Longtime fans of the outfit already know that this is a small but welcome step back into the fold, as Shields and bassist Dan Kurtz decided a few years ago to put the enterprise on ice.

“When we stopped playing at the end of 2011,” Shields said, “we kind of felt that it had run its course, at least for us.

“theNEWDEAL had always kind of led this shambolic music existence. We never really rehearsed, we never had a set list, we’d just sort of wander on stage and start playing whatever tickled our fancy. And so much of our set was improvised. … All that sort of translated into our collective lives. If we wanted to play, we played. If we didn’t, we didn’t. Wanna do a 40-minute jam? OK. And that worked for us for a long time.

“I think it got to the point where it started to feel like work. We always said that as long as the two hours onstage outweighed the 22 hours when it was just travel and so on, then it was worth it, and we kind of got to the point where that wasn’t the case anymore.”

The band’s original drummer, Darren Shearer, moved off to Los Angeles a few years ago and mostly drifted away from the working musician scene (his seat’s being filled by longtime band friend and sometime-collaborator Joel Stouffer).
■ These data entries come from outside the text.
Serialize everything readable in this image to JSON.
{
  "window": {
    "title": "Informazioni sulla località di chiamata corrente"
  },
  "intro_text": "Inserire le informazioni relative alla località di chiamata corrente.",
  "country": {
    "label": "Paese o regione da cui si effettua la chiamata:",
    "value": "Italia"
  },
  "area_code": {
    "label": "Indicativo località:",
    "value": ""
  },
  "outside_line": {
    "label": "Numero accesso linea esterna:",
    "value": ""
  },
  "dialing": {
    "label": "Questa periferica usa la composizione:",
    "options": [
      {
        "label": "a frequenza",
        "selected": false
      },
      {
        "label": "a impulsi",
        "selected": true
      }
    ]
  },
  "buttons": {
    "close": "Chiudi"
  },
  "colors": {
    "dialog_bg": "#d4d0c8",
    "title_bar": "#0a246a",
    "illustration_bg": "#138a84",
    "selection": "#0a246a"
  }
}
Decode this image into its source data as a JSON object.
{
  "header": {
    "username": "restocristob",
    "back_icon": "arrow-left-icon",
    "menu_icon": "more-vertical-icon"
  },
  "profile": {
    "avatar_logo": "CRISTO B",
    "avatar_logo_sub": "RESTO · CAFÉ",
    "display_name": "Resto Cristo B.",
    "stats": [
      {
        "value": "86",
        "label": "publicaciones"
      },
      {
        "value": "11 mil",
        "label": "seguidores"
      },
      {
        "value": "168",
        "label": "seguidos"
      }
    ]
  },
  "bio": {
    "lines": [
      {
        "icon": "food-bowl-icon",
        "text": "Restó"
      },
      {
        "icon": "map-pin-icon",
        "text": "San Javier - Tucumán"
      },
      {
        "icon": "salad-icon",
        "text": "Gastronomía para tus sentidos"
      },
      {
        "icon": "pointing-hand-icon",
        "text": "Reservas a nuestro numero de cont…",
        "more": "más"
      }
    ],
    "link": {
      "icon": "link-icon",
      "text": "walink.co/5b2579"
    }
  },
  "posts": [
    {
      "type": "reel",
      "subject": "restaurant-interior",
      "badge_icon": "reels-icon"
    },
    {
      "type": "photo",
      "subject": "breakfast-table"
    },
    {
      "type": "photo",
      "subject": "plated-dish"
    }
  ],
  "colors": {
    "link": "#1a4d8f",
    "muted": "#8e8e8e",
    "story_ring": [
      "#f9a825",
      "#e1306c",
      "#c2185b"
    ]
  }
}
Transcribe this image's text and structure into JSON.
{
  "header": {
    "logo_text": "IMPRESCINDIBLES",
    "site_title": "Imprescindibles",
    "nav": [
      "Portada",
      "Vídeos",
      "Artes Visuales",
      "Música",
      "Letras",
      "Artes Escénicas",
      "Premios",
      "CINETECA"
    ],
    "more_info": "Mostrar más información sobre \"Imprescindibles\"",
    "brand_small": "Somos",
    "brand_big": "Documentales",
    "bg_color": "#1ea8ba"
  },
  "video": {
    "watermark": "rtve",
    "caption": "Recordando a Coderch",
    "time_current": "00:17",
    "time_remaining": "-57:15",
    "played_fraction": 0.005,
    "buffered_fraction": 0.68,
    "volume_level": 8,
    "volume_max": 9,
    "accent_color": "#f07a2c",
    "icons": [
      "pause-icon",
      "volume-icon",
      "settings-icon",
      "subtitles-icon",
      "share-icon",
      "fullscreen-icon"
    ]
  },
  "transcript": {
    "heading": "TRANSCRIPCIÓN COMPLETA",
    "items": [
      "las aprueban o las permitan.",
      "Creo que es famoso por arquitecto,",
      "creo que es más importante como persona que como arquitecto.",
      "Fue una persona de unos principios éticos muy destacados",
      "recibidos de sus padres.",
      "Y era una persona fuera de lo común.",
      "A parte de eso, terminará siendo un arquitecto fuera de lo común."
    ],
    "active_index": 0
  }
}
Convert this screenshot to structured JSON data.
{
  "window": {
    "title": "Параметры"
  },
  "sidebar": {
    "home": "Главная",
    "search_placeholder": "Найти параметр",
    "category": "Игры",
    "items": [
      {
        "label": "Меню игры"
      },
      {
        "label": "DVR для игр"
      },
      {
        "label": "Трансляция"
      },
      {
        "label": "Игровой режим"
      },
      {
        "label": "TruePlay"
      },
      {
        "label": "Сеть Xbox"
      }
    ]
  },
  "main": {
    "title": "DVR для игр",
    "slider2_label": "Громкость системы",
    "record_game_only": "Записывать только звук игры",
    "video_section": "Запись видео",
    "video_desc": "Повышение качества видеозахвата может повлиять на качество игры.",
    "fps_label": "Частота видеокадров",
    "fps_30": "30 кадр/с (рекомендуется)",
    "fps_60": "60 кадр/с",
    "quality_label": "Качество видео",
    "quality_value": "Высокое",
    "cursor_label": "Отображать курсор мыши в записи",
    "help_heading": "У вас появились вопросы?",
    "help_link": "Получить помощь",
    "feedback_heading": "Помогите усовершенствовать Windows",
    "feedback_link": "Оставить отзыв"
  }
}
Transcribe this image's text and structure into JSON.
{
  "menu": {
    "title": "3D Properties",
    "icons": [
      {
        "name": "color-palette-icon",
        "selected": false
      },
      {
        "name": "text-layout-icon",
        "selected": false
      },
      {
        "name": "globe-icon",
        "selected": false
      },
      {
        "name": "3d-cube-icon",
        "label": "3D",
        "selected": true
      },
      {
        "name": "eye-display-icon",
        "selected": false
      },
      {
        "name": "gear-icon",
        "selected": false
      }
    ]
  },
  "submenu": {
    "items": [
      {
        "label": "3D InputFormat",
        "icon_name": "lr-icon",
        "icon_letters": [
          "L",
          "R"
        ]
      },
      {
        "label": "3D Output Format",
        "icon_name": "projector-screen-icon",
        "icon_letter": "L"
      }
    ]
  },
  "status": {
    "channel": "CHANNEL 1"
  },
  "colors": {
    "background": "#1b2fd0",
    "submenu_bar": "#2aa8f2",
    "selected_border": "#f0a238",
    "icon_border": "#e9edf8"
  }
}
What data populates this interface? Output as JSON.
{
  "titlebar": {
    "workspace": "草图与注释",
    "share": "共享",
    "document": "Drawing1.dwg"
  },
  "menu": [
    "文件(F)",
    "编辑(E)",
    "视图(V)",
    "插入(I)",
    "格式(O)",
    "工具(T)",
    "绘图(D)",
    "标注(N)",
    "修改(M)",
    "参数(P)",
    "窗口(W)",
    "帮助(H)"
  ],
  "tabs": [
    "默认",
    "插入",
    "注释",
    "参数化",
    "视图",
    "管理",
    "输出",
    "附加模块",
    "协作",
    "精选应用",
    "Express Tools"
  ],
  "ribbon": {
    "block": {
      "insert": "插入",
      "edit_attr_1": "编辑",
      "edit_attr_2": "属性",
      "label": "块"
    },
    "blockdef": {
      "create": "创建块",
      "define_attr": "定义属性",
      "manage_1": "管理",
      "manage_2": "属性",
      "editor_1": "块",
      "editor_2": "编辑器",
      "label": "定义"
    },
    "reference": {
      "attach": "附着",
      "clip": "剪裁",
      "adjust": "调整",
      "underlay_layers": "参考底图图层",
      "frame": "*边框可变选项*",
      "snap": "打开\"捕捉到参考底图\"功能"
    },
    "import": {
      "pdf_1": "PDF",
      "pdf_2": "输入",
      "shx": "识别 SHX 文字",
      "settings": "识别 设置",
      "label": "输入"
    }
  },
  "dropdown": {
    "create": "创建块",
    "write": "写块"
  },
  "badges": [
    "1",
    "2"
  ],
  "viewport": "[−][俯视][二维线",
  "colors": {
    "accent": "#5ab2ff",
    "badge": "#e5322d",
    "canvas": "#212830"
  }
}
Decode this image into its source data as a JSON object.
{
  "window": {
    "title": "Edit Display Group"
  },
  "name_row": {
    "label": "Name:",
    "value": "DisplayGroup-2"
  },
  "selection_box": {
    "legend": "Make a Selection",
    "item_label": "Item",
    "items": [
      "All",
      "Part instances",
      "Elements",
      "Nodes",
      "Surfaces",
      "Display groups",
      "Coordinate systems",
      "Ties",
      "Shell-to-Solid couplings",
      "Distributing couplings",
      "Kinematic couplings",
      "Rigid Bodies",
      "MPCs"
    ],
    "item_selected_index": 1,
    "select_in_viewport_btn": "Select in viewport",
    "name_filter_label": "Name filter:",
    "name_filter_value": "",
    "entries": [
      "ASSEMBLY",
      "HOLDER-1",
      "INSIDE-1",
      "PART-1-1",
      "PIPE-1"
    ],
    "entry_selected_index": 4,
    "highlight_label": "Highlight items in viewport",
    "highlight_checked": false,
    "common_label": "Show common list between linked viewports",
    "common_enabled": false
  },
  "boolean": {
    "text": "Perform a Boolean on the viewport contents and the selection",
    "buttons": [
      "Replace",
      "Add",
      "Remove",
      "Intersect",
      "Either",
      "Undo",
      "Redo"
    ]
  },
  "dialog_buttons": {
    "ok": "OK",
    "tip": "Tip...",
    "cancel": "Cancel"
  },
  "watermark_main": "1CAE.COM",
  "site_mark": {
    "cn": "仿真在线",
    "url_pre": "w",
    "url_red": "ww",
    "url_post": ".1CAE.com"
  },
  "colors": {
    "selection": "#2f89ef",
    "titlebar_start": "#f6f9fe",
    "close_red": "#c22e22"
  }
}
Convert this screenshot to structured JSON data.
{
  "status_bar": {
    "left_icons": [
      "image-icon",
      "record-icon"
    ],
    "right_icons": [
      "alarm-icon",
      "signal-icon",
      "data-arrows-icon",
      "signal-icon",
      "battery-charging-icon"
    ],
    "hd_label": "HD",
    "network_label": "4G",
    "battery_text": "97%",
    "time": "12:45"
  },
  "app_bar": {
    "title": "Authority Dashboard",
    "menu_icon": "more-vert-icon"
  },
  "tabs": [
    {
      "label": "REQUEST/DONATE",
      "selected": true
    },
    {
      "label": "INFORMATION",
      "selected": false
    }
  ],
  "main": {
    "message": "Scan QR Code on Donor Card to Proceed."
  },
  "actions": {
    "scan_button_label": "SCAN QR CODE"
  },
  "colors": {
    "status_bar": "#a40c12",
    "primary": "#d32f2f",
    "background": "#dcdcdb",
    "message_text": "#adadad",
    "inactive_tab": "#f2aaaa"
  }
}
Kurtz was living in London when Shields invited him to help with a film score he was working on about a year and a half ago; Kurtz moved back to Toronto and the film project inspired them both to start the band up again.

But beyond that, Shields says that the scene had started to change to a point where he and Shearer felt that their gig — broadly reaching, heavily improvised, make-it-up-as-you-go jamtronica — was struggling a bit to find a place in a world increasingly dominated by dubstep and other more formally structured genres. In a sense, theNEWDEAL always felt like a small venue act, more spontaneous and intimate than the big-stage, big-production acts who brought out heavy duty multimedia hardware and whose music seemed increasingly wrapped about samples.

For Shields, the jam and electronic festivals from the early aughts seemed to embrace a musical ethic consistent with the band’s approach, but that started to change.

“About four or five years ago, we kind of noticed that things were moving in a different direction, especially with stuff like dubstep. … I kind of equate it with musical fireworks, where people will go to those types of concerts and oooh and ahhhh at what they’re hearing, but to me, and this is just my opinion, there wasn’t a whole lot of a musical element to it.”

Kind of a Burning Man thing. Performance art.

“Exactly, and that wasn’t what we were really about. We were about improvising and creating dance music on stage that had resonance with us in the band and with our crowd. We kind of felt like we were the odd man out when we were going to some of these festivals… It wasn’t the right fit anymore.”

Leave it to the French guys in helmets to save the day.

“And then about a year and a half ago, Daft Punk came out with their album [Random Access Memories] and Dan had gotten an advance copy of it,” he said. “And we just thought, if this was a barometer of where the music is heading, kind of returning to a more groove-based or emotion-based style of dance music, then maybe it’s something we can slide back into.”

While Shields is passionate about his band’s ethic and their (for this writer, underappreciated) role in the development of the electronic jam/ EDM scene, he is deferential about his own personal musical ambitions — which, he says, are egregiously misaligned to the second decade of the current century.

“I’m the guiltiest for guilty pleasures. I’ve always said that I’m playing soft rock onstage, the other two guys are the cool guys. They’ve got the cool sounds and the electronic element, and I’m playing Steely Dan,” he said. “My latest obsession is collecting television library music from the ’60s. Pop and talk show music, stuff that they played on TV shows. Love it, I can’t get enough of it.”